After we left the office, she told us kids, "If it gets to the point where I am begging you not to put me in a home, it's the disease talking, not me. While I'm in my right mind I want you to know that I don't want to live with, or be a burden to, any of you."
She was being unselfish, but she was terrified. At the time her own mother was in the last stages of Alzheimer's. My mom and aunt took care of Granny, but when she needed full-time care, she went into a nursing home. I remember how quiet my mom was at Granny's funeral. It must have been her darkest day—four months earlier she had been diagnosed with the same disease.
The doctors put Mom on Aricept, one of the few approved Alzheimer's drugs, and Prozac, which made her less anxious. Anxiety is a hallmark of the disease. They said she could live at home in Irmo for a while if we simplified things for her as much as possible. So we labeled everything in the kitchen, and she and I went through her clothes, keeping only things in solid colors to make dressing less confusing. She refused to part with one item: a sexy, leopard-print bathing suit. She told me jokingly, "You don't know what I might be doing when you're not here."
A few weeks later I asked her what it felt like to have Alzheimer's, and she said, "Sometimes it feels like a fog and it gets so thick."
Mom is in the second stage of the disease now. She wanders, and it isn't safe to leave her alone. Fortunately, we can afford to pay for home care, unlike many other families. We brought in two wonderful, full-time caregivers. My mom never felt dressed without perfume and lipstick, and they make sure that she wears both. She still recognizes her immediate family, but when we were home over Thanksgiving, my sister brought her new baby and Mom wasn't sure who he belonged to. She had waited her whole life for grandchildren and now she doesn't look at them but past them. When they hug her, she sometimes doesn't hug back.
My kids asked me if she still loves them. I said she may forget your names, but she won't ever forget your importance to her. The hardest thing is when they ask when she'll get better and I have to tell them she won't. At bedtime, they ask God to help her to not be so scared.

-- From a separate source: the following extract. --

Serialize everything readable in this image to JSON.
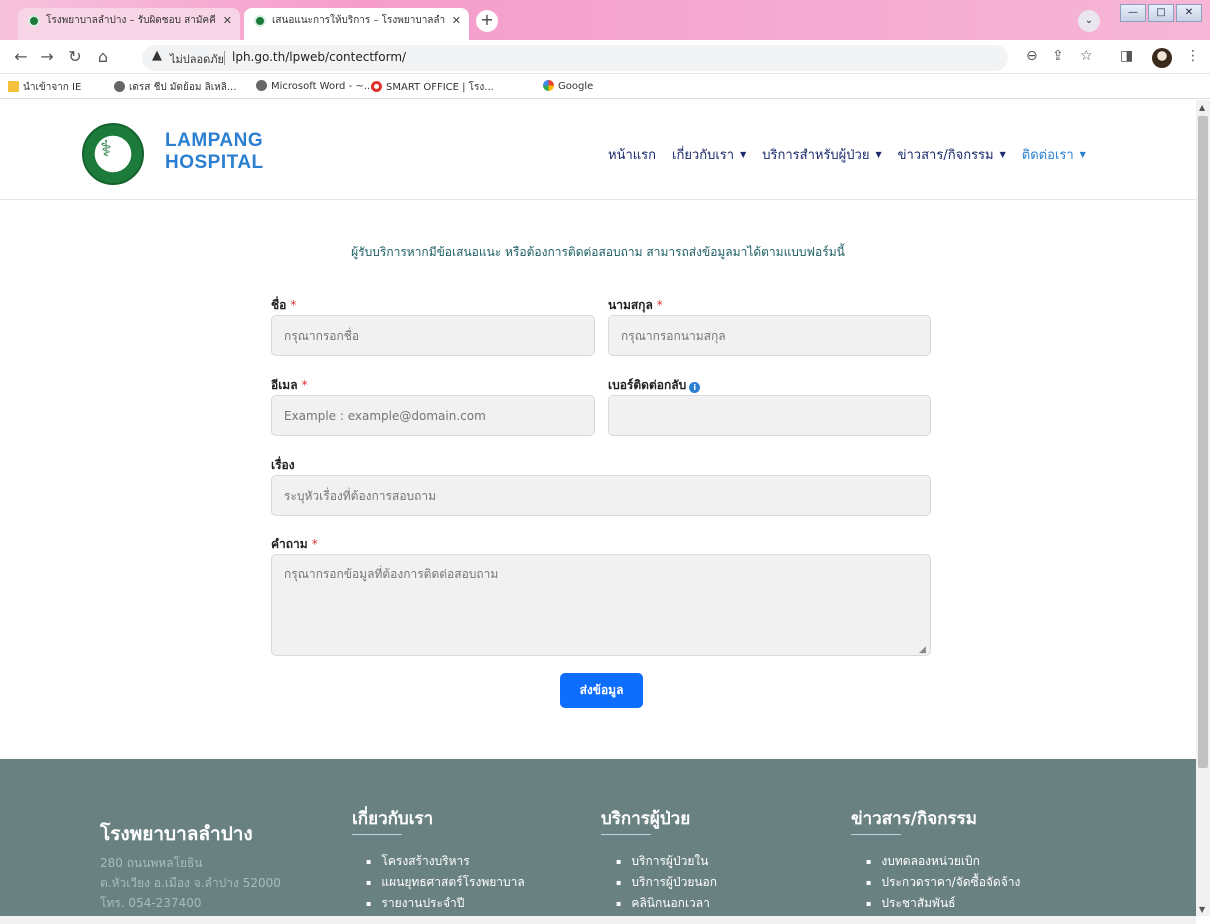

These days I worry about my dad. The burden on caretakers, both physically and emotionally, is unrelenting. He sets out her clothes and her medication, then goes to work. He comes home to have lunch with her, spends every evening with her and bears the brunt of her hostility and agitation. One minute she's loving, the next angry. Sometimes when he's giving her the medication, she'll say, "I know you're just trying to hurt me. You really don't care about me." My dad says, "Intellectually I understand it's the disease, but emotionally it's hard to take the things she says to me."
Alzheimer's is also devastating on the practical side. It can break families' bank accounts as well as their spirits. It's estimated that 14 million Americans will be stricken with the disease by 2050. I urge all families to plan for long-term care. It was so hard to approach my dad with questions about their finances. It was harder still for him to ask for help. But he told me that receiving love and help from his children has been a transforming experience.
My daughter asks me if I'll get Alzheimer's and I tell the truth: I have no idea. I'm not naive. Like my mother, I have a hopeful heart but a healthy dose of realism. I remember sitting on the porch with her during storms. When thunder clapped, she would say, "Listen, honey, God is rearranging the furniture." We don't have many storms in L.A., but when it rains, I miss my mother most.